In this study, we uncovered, for the first time, the reversibility of the aza-Michael addition between DHPMT and electron-deficient olefins, opening the door to a new type of DCC. Using this reaction, we successfully prepared crosslinked polymer with excellent reprocessability and self-healing property (Fig. 2a), similar with those formed via conventional DCC. The exciting finding is that we could also take advantage of DHPMT’s intrinsic functions to create materials with UV protection capacity (Fig. 2b) and tunable luminescence properties (Fig. 2c), which is difficult to achieve using common DCC. Our findings show that H-DCC is not only a viable route to making dynamic polymer networks, but also a powerful strategy for developing dynamic functional materials easily.

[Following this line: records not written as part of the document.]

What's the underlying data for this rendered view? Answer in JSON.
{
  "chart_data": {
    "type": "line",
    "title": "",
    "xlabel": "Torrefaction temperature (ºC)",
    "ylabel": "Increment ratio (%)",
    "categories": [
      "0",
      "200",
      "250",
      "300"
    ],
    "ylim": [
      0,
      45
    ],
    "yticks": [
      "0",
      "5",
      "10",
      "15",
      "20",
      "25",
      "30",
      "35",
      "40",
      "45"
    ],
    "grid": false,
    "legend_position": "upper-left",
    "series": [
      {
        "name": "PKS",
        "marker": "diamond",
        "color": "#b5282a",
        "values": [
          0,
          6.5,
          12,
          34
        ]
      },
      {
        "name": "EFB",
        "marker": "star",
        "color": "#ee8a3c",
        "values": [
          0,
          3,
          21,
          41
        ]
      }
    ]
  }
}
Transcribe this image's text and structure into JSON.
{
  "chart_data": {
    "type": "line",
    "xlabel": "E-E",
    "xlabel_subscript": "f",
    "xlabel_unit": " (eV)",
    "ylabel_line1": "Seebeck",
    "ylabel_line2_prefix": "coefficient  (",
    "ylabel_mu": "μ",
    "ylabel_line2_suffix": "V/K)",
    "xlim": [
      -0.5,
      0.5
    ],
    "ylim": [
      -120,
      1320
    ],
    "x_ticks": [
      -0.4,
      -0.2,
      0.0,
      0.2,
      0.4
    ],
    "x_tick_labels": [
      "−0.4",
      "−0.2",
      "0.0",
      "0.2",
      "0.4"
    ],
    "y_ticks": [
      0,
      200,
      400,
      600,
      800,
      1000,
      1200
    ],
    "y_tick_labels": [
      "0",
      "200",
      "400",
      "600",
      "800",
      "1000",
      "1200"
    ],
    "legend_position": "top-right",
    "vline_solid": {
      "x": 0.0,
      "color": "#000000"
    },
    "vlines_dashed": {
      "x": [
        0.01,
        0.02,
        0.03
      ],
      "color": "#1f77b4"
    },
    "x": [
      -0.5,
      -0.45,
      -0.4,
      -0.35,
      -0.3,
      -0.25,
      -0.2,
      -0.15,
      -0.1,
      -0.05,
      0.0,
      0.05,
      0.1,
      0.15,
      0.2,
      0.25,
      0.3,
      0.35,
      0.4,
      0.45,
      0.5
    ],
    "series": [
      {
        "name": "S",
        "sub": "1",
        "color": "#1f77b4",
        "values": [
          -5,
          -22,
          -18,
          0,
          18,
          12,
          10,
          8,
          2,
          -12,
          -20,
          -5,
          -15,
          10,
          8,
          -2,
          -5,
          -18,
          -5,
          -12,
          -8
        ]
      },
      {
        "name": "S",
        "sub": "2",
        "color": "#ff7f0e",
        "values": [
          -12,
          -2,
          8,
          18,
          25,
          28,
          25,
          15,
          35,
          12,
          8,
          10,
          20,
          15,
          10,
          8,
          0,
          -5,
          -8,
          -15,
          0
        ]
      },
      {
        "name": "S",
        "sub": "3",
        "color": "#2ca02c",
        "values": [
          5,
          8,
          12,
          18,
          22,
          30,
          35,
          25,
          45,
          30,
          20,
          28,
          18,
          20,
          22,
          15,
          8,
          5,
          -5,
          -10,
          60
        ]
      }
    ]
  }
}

Fig. 2 | Dynamic functional materials via the H-DCC. a, Reprocessing, reshaping, and self-healing properties of the materials (scale bar=0.5 cm). b, UV-light blocking performance and wear resistance of the materials. c, Tunable fluorescence properties of the materials.

As a proof-of-concept study, this work opens a new path in polymer chemistry and dynamic chemistry. It highlights the importance of exploring functional heterocycles as dynamic building blocks to overcome the limitations of traditional DCC. In future work, we aim to extend this strategy to other heterocycles and further expand the structures and functions of the polymers made via H-DCC.

With growing demand for diverse applications, multifunctionality, and sustainable development in polymer materials, we believe our study offers a fresh synthetic strategy to construct advanced polymer materials. We hope this work will spark innovation in DCC and prompt DCC and dynamic functional materials into the real applications.